Symptoms of mineral deficiency usually depend on what mineral the body is lacking, but generally, include:

  • Digestive issues/pain
  • Lowered immune system
  • Diarrhea
  • Irregular heartbeat
  • Appetite changes
  • Cramps in muscles
  • Poor concentration
  • Tiredness
  • Poor social/mental development in children

It is important for you to contact your healthcare provider if you have been experiencing long periods of fatigue, weakness, or trouble concentrating. These symptoms could be a sign of a mineral deficiency or another health condition.

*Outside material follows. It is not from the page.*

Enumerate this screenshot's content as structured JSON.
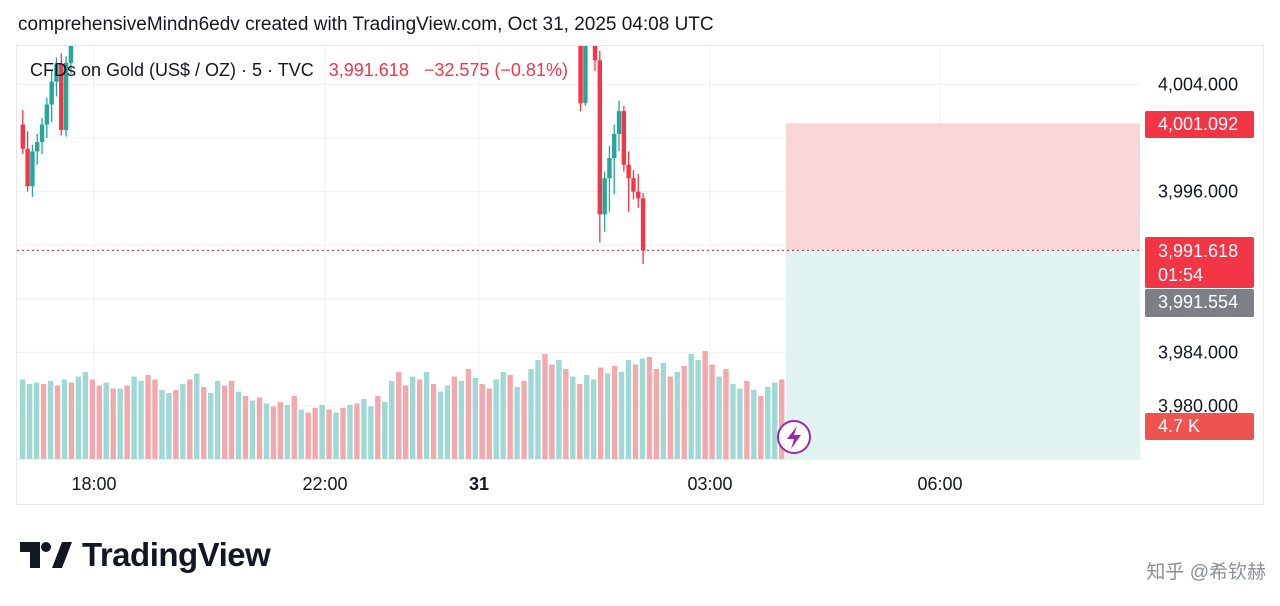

It is a widely known fact that humans can go weeks without food but cannot last more than a few days without drinking water. Water is the most vital substance for every system in your body, especially since we are made of it. The United States Geological Survey (USGS) reports that the brain and heart are composed of 73% water, and the lungs are about 83% water. Our skin contains 64% water, muscles and kidneys are 79%, and even the bones are watery at 31%. The USGS also reports that water has a number of essential functions to our bodies going, which include:

  • Being a vital nutrient to the life of every cell
  • Regulating our internal body temperature through sweating and respiration
  • Metabolizes and transports carbohydrates and proteins that our bodies use as food into the bloodstream
  • Assisting in flushing out waste (urination)
  • Absorbing shock for the brain, spinal cord, and fetus
  • Forming saliva
  • Lubricating joints

Now, before you go and start chugging down a gallon of water to stay hydrated, remember that you can get water from fruits and vegetables. A nice salad or some watermelon is an easy and tasty way to stay hydrated. If you want to know if you’re properly hydrated, check the color and amount of your urine. If you don’t pee as frequent and you pee is dark yellow, you need more water.

When you eat a varied diet full of fruits, vegetables, healthy proteins and fats, and whole grains you are able to get enough of these six essential nutrients. These micronutrients and macronutrients are vital for your body to be able to function normally and stay healthy.